I agree with Kriten as well. However, my sons dr just tested my son for lead and told me that a child can get lead poisoning from playing in the dirt. What’s going to be next, dirt being tested in yards? Large manufactures should test, I understand- mass production etc, but people don’t have to buy handmade if there is a fear or concern. You can still buy Cigarettes for G’s sake! But banning handmade?!!
this is so sad. It reaches even cottage industries like myself. I make hair bows out of ribbon! I received a quote for testing on a bow I sell for 8.95~ The cost to test would be 415.00! If I only have lead testing it drops to 200.00. For a bow that is 9.00. WOW! This is plain silly!
This is truly a sad irony when an unvarnished wooden toy has to be tested for lead paint and phthalates (a substance used to make vinyl soft!) Also sad when a small start up company like ours with only the support of active involved parents who are conerned about their child’s development have to have lead paint testing on the instructions which are not even to be given to the child.
For parents with children still using the pacifier, we will be offering the only nurturing answer to this developmental milestone by the end of February. Visit http://www.PaciferBGone.com to see our product. It will be available and be fully tested to comply with all the laws.
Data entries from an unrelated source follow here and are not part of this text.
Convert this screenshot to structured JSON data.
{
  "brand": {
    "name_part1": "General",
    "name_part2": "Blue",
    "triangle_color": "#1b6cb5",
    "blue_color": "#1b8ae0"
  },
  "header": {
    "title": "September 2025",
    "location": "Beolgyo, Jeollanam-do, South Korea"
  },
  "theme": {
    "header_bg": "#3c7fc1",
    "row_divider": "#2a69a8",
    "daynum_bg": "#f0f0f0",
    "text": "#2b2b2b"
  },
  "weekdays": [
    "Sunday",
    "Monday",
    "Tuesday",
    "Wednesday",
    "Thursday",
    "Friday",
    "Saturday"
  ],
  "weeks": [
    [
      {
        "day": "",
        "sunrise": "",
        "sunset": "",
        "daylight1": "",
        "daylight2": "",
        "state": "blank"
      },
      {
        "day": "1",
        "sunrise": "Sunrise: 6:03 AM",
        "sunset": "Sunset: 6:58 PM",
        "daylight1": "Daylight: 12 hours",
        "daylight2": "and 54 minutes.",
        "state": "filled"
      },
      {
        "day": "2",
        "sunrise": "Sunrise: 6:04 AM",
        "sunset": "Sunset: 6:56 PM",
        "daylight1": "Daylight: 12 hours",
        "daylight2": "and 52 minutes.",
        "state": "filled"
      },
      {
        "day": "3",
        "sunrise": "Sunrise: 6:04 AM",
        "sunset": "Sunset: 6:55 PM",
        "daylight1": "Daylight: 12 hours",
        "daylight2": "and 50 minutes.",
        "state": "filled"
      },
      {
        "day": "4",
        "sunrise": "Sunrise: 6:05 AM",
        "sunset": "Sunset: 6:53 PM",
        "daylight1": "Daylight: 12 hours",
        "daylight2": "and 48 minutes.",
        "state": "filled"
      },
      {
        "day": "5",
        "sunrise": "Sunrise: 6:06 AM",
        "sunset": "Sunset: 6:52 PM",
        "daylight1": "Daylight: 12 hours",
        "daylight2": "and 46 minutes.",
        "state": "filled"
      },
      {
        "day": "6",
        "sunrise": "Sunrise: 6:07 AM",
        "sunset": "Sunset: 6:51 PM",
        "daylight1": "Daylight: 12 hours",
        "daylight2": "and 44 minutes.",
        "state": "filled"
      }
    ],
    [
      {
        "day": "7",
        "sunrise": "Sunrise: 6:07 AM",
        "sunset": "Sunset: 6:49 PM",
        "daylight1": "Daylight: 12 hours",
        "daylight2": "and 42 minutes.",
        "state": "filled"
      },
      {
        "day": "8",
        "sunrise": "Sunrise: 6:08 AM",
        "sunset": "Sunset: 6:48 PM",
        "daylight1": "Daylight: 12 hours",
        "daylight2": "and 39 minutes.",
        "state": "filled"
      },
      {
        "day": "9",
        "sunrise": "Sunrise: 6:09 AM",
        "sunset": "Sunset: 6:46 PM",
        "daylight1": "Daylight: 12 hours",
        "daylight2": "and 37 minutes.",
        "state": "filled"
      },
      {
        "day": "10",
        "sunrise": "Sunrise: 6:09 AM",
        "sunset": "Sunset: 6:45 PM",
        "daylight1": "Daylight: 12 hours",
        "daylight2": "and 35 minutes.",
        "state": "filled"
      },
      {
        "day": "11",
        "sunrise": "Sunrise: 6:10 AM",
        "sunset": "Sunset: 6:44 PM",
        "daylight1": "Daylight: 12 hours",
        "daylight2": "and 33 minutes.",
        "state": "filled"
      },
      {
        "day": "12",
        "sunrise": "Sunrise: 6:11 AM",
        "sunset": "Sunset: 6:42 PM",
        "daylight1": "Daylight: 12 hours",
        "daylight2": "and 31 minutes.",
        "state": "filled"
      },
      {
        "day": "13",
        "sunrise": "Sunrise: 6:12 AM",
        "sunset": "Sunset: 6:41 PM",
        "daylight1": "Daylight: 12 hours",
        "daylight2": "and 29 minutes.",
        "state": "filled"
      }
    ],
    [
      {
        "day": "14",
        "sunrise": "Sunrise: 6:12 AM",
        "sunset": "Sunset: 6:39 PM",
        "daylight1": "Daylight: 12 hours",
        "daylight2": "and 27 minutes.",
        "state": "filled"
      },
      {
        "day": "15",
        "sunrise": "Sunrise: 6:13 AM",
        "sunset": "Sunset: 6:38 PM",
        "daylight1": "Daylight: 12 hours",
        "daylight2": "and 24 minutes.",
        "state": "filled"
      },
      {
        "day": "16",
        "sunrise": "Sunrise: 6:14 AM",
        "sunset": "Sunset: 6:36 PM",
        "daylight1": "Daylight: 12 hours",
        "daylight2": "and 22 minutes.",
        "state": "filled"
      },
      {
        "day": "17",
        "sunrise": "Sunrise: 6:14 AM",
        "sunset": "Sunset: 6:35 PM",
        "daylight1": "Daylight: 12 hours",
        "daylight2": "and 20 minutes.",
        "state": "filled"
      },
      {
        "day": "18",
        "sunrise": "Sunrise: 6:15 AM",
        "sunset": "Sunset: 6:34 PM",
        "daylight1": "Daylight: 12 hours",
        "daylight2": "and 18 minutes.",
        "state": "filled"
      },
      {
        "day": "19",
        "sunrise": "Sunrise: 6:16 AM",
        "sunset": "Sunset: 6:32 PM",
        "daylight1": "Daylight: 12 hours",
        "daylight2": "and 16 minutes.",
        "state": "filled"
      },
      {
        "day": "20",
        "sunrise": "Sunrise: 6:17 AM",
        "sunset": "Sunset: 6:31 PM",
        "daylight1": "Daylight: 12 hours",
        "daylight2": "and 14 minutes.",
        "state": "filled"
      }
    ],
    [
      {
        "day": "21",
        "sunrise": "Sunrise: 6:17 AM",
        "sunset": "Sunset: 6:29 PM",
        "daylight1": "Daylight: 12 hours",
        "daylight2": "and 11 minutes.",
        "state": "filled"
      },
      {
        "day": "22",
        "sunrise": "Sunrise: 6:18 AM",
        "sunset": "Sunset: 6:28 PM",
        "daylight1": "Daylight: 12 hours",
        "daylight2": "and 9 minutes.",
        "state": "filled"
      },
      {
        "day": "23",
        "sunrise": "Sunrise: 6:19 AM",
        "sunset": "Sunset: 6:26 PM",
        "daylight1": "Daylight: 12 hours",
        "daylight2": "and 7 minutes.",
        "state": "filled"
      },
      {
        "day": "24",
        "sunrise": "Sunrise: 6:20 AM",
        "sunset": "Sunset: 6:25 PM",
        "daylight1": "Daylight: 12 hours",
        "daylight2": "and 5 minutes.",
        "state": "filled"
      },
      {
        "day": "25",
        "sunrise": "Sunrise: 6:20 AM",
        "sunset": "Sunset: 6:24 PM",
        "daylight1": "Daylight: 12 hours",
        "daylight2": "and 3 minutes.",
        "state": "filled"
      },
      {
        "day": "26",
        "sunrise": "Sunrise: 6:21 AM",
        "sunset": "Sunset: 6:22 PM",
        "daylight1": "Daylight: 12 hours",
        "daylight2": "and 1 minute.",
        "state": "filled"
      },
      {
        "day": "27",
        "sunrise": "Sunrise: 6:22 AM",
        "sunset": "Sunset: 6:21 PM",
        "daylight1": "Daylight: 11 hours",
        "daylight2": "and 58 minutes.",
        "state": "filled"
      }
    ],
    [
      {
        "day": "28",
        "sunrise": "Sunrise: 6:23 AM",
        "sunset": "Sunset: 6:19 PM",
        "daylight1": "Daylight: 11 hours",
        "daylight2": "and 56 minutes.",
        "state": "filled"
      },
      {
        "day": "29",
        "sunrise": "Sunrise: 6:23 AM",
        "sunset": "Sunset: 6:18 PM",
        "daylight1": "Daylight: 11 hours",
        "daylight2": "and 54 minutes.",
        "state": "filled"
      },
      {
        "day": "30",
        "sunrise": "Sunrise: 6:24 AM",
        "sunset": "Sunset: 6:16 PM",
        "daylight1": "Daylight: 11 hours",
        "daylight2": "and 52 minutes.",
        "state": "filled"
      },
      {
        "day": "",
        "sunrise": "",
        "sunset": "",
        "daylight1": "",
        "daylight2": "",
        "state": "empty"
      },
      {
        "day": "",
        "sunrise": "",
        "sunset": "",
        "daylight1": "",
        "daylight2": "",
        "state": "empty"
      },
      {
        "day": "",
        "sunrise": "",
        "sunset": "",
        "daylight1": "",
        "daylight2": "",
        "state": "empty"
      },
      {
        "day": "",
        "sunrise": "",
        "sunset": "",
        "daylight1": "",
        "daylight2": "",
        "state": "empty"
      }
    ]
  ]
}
Just want you folks to understand its more than just new toys that are covered in this law,new hand made clothes, previously owned clothes, used toys, used childrens books, childrens furniture and more. I’ve collected a lot of childrens clothes that I was going to sell on ebay this spring; if this law is enforced the way the CPSA wants to; it’ll all end up unsold and in a landfill.
Jennifer Lance says
Good point Dawn. We have covered that on other follow up posts on ECP. This was our original post on the subject. You can find the other posts in our search results for CPSIA:
Anything that I sell in the future that could be remotely considered for children will have a warning label on it. “This item, in compliance with CPSIA legislation, is not meant for children 12 and younger.” Even if the item is a vintage coat, or baby quilt, the label will read something along the lines of “The item is meant to be a collector’s item. (A piece of history meant to remind you of a simpler time when parents were allowed to use their own good judgment when buying/making items for their children, without the government’s interference.) Please keep out of the reach of children 12 and under, to remain within compliance of CPSIA legislation.”
Gigi Pedraza says
There are some provisions that have been implemented to excempt toys made of natural materials such as wood, animal yarn, etc. The date in which the regulation will go in effect has also been postponed and maybe talking about 2010. Don’t forget that the CPSIA will apply to inventory, too!!